Just been reading an interesting article on the WXPNews about Network Neutrality.
The article is available here http://www.wxpnews.com/
A brief definition is :
Network neutrality, in its original meaning, refers to non-discrimination. In other words, a network such as the one run by your ISP treats all types of traffic the same way. One type (whether a specific protocol such as VoIP or content from a specific provider such as Microsoft or email from specific addresses) doesn't get priority over any other type.
We already know that Plusnet prioritise certain traffic, so the next logical step is the one mentioned in the quote below.
This could be a money-maker for service providers because they can strike deals with content providers to ensure that those content providers' data gets delivered more quickly than that of other content providers who don't pay the fees for this priority attention. For example, Verizon could contract with Google to give their search services priority over Yahoo's or MSN's search. This would make Google more attractive than its competitors to those who use Verizon as their ISP, because it would be faster. In addition, the money that Verizon got from Google could be used to keep their prices for Internet service lower than those of an ISP that doesn't engage in such contracts.

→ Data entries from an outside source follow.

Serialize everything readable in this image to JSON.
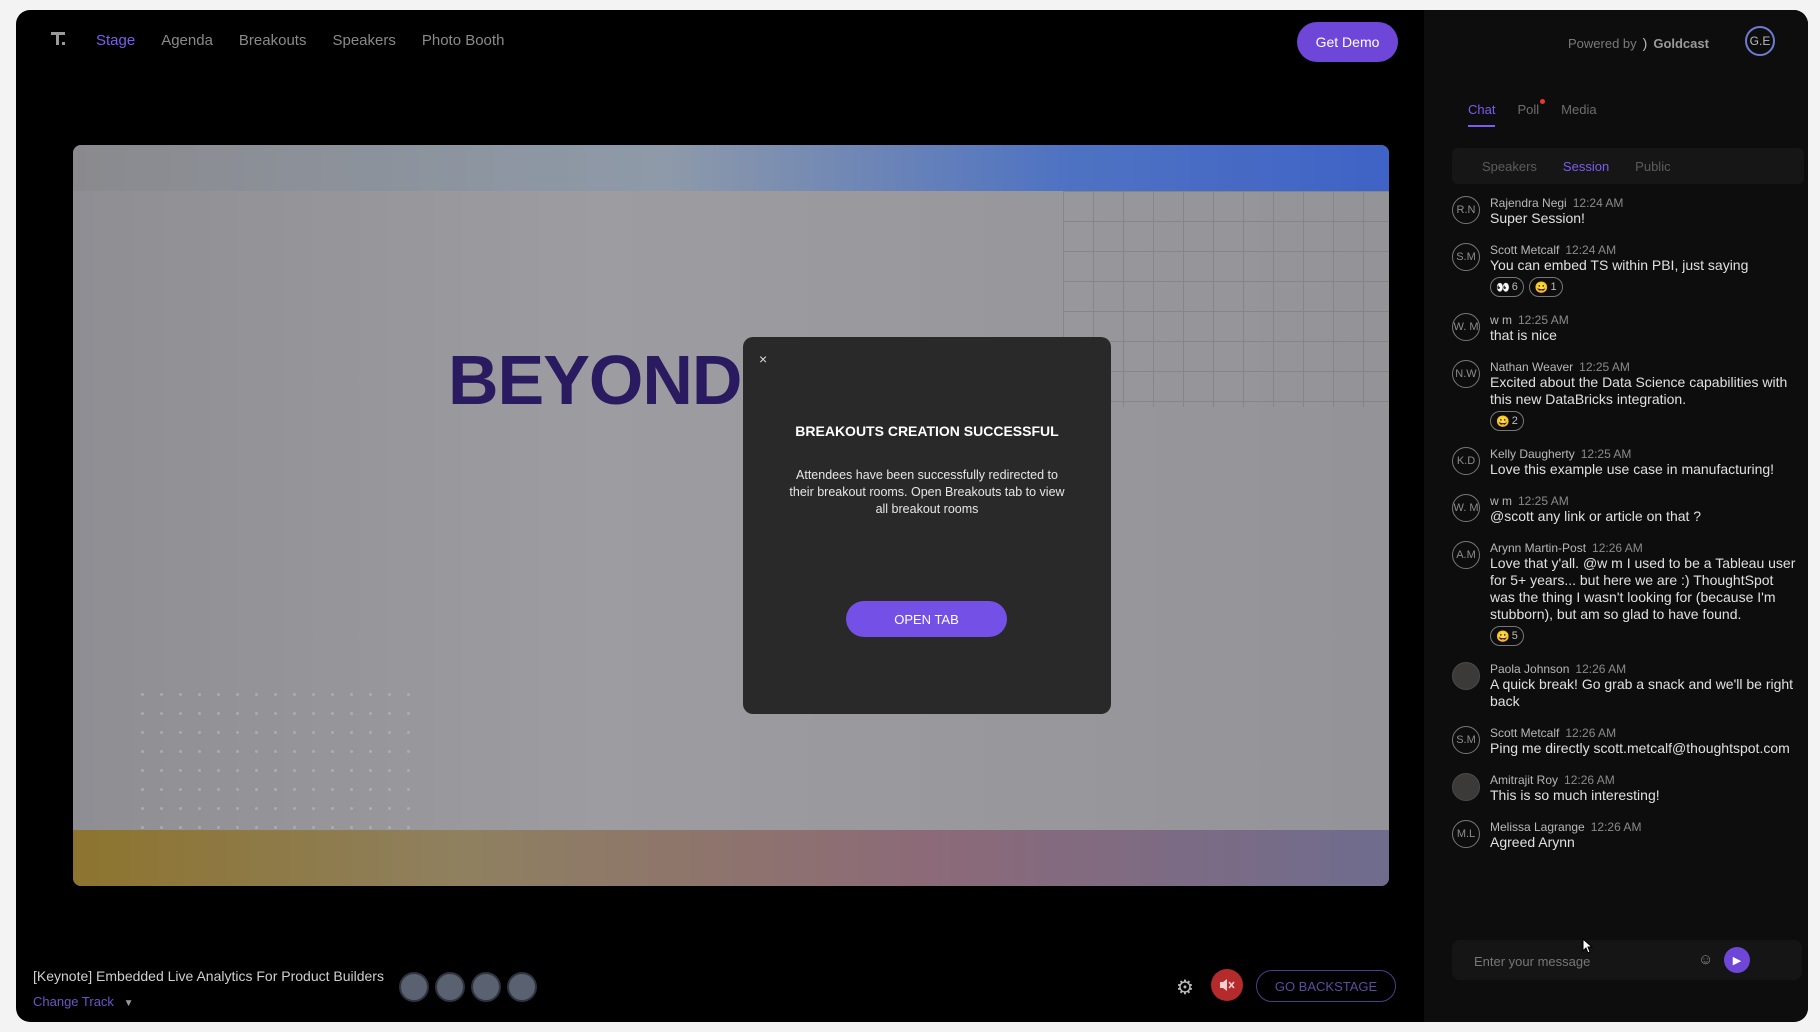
{
  "nav": {
    "items": [
      {
        "label": "Stage"
      },
      {
        "label": "Agenda"
      },
      {
        "label": "Breakouts"
      },
      {
        "label": "Speakers"
      },
      {
        "label": "Photo Booth"
      }
    ],
    "demo_label": "Get Demo"
  },
  "header": {
    "powered_by": "Powered by",
    "brand": "Goldcast",
    "user_initials": "G.E"
  },
  "panel": {
    "tabs": [
      {
        "label": "Chat"
      },
      {
        "label": "Poll"
      },
      {
        "label": "Media"
      }
    ],
    "subtabs": [
      {
        "label": "Speakers"
      },
      {
        "label": "Session"
      },
      {
        "label": "Public"
      }
    ],
    "input_placeholder": "Enter your message"
  },
  "messages": [
    {
      "initials": "R.N",
      "name": "Rajendra Negi",
      "time": "12:24 AM",
      "text": "Super Session!"
    },
    {
      "initials": "S.M",
      "name": "Scott Metcalf",
      "time": "12:24 AM",
      "text": "You can embed TS within PBI, just saying",
      "reactions": [
        {
          "emoji": "👀",
          "count": "6"
        },
        {
          "emoji": "😀",
          "count": "1"
        }
      ]
    },
    {
      "initials": "W. M",
      "name": "w m",
      "time": "12:25 AM",
      "text": "that is nice"
    },
    {
      "initials": "N.W",
      "name": "Nathan Weaver",
      "time": "12:25 AM",
      "text": "Excited about the Data Science capabilities with this new DataBricks integration.",
      "reactions": [
        {
          "emoji": "😀",
          "count": "2"
        }
      ]
    },
    {
      "initials": "K.D",
      "name": "Kelly Daugherty",
      "time": "12:25 AM",
      "text": "Love this example use case in manufacturing!"
    },
    {
      "initials": "W. M",
      "name": "w m",
      "time": "12:25 AM",
      "text": "@scott any link or article on that ?"
    },
    {
      "initials": "A.M",
      "name": "Arynn Martin-Post",
      "time": "12:26 AM",
      "text": "Love that y'all.  @w m I used to be a Tableau user for 5+ years... but here we are :) ThoughtSpot was the thing I wasn't looking for (because I'm stubborn), but am so glad to have found.",
      "reactions": [
        {
          "emoji": "😀",
          "count": "5"
        }
      ]
    },
    {
      "initials": "",
      "name": "Paola Johnson",
      "time": "12:26 AM",
      "text": "A quick break! Go grab a snack and we'll be right back"
    },
    {
      "initials": "S.M",
      "name": "Scott Metcalf",
      "time": "12:26 AM",
      "text": "Ping me directly scott.metcalf@thoughtspot.com"
    },
    {
      "initials": "",
      "name": "Amitrajit Roy",
      "time": "12:26 AM",
      "text": "This is so much interesting!"
    },
    {
      "initials": "M.L",
      "name": "Melissa Lagrange",
      "time": "12:26 AM",
      "text": "Agreed Arynn"
    }
  ],
  "stage": {
    "slide_text": "BEYOND"
  },
  "modal": {
    "close": "×",
    "title": "BREAKOUTS CREATION SUCCESSFUL",
    "body": "Attendees have been successfully redirected to their breakout rooms. Open Breakouts tab to view all breakout rooms",
    "button": "OPEN TAB"
  },
  "footer": {
    "session_title": "[Keynote] Embedded Live Analytics For Product Builders",
    "change_track": "Change Track",
    "backstage": "GO BACKSTAGE"
  }
}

Plusnet, being one of the self-proclaimed leaders in innovation in the ISP market, would jump at any chance to make more money.
Would this be a breach of the T&C's if they did this. ( Assuming they don't already)
Just floating the idea out there, so any feedback would be interesting.
Google is already by far the fastest site I access through PN, even with their widely publicised problems over the past few months - perhaps this already happens? Or perhaps its a demonstration of why it's not needed?
Interestingly as Apple look to revamp their iTunes store to use P2P to deliver content faster, there may be a valid reason for them to look to pay for their services to be prioritised at an ISP end.
Conversely, as P2P looks to be on the horizon as a delivery method for one of the largest online retailes, there could be valid reasons for many end users to move up to the unshaped tariffs.
Pretty sure there's money in them there hills one way or another.